Mira drove into the current without slowing, leaning to the right as the rear tire skidded into line. She felt her passenger flailing and leaned a little further to compensate for his erratic movements. There was no time to teach him how to survive the ride—barely enough for the split-second decisiveness that would keep them from spilling onto the crowded pavement. DiLorenzo, she decided, was on his own.
As he regained his equilibrium Mira aimed the front wheel into the narrow channel between the stagnant rows, down the painted line, and goosed the throttle. The Harley shot forward, the speedometer needle marking thirty . . . forty . . . fifty miles and hour. This was going to be the trickiest driving she had ever attempted.

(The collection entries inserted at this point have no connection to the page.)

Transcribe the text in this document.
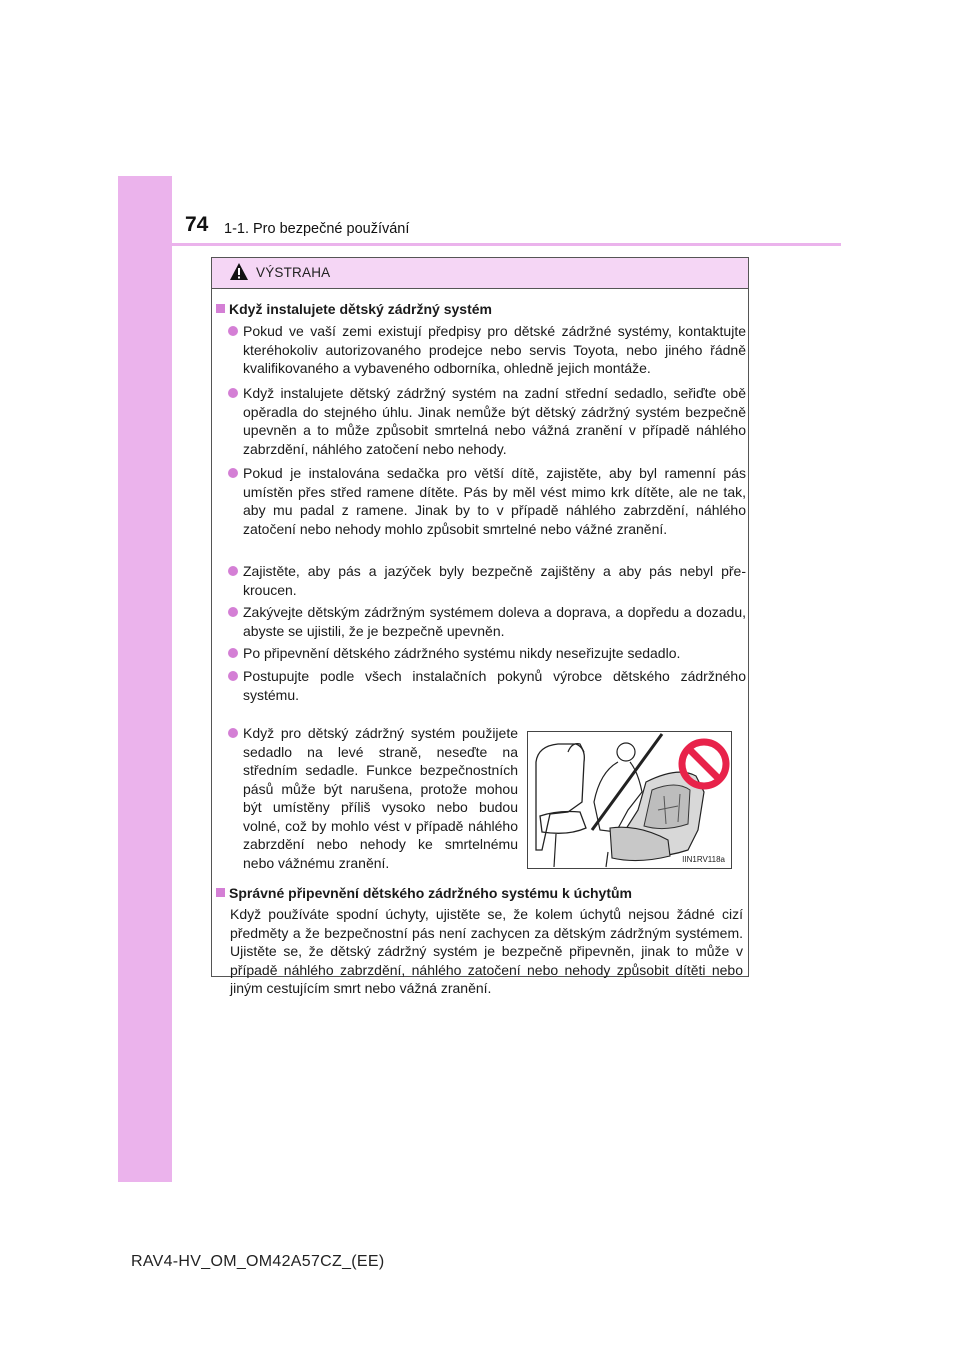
74 1-1. Pro bezpečné používání
VÝSTRAHA
Když instalujete dětský zádržný systém
Pokud ve vaší zemi existují předpisy pro dětské zádržné systémy, kontaktujte kteréhokoliv autorizovaného prodejce nebo servis Toyota, nebo jiného řádně kvalifikovaného a vybaveného odborníka, ohledně jejich montáže.
Když instalujete dětský zádržný systém na zadní střední sedadlo, seřiďte obě opěradla do stejného úhlu. Jinak nemůže být dětský zádržný systém bezpečně upevněn a to může způsobit smrtelná nebo vážná zranění v případě náhlého zabrzdění, náhlého zatočení nebo nehody.
Pokud je instalována sedačka pro větší dítě, zajistěte, aby byl ramenní pás umístěn přes střed ramene dítěte. Pás by měl vést mimo krk dítěte, ale ne tak, aby mu padal z ramene. Jinak by to v případě náhlého zabrzdění, náhlého zatočení nebo nehody mohlo způsobit smrtelné nebo vážné zranění.
Zajistěte, aby pás a jazýček byly bezpečně zajištěny a aby pás nebyl překroucen.
Zakývejte dětským zádržným systémem doleva a doprava, a dopředu a dozadu, abyste se ujistili, že je bezpečně upevněn.
Po připevnění dětského zádržného systému nikdy neseřizujte sedadlo.
Postupujte podle všech instalačních pokynů výrobce dětského zádržného systému.
Když pro dětský zádržný systém použijete sedadlo na levé straně, neseďte na středním sedadle. Funkce bezpečnostních pásů může být narušena, protože mohou být umístěny příliš vysoko nebo budou volné, což by mohlo vést v případě náhlého zabrzdění nebo nehody ke smrtelnému nebo vážnému zranění.	IIN1RV118a
Správné připevnění dětského zádržného systému k úchytům
Když používáte spodní úchyty, ujistěte se, že kolem úchytů nejsou žádné cizí předměty a že bezpečnostní pás není zachycen za dětským zádržným systémem. Ujistěte se, že dětský zádržný systém je bezpečně připevněn, jinak to může v případě náhlého zabrzdění, náhlého zatočení nebo nehody způsobit dítěti nebo jiným cestujícím smrt nebo vážná zranění.
RAV4-HV_OM_OM42A57CZ_(EE)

The detective from New York thought that he was getting the hang of riding on the backseat. He glanced back over his shoulder, and saw that their foes had been momentarily thwarted by the gridlock.
“Duck!”
Though he had spent only a few hours in her company, DiLorenzo had already begun to learn how to respond to his new traveling companion’s orders. In another life, he would have questioned her, demanding clarification or explanation. But with the adrenaline surge that even now lingered as a numb tingling in his fingertips, he had learned how to simply react, following Mira’s lead and directions without question.
He ducked.
Something bright flashed over his head, passing behind him before he could put a name to the object that had missed him by a hand’s breadth. The protruding side mirror of an oversized pick-up truck, stretching out almost as far as the midpoint between the two lanes of traffic, had nearly taken his head off.
His amazed relief at the near miss quickly gave way to a different sort of awe. Though the two chase vehicles were eclipsed from his view, a sudden cacophony of horns and screeching metal, strangely audible over the roar of the motorcycle’s engine, reached his ears, giving testimony to the fact that the hunt was far from over.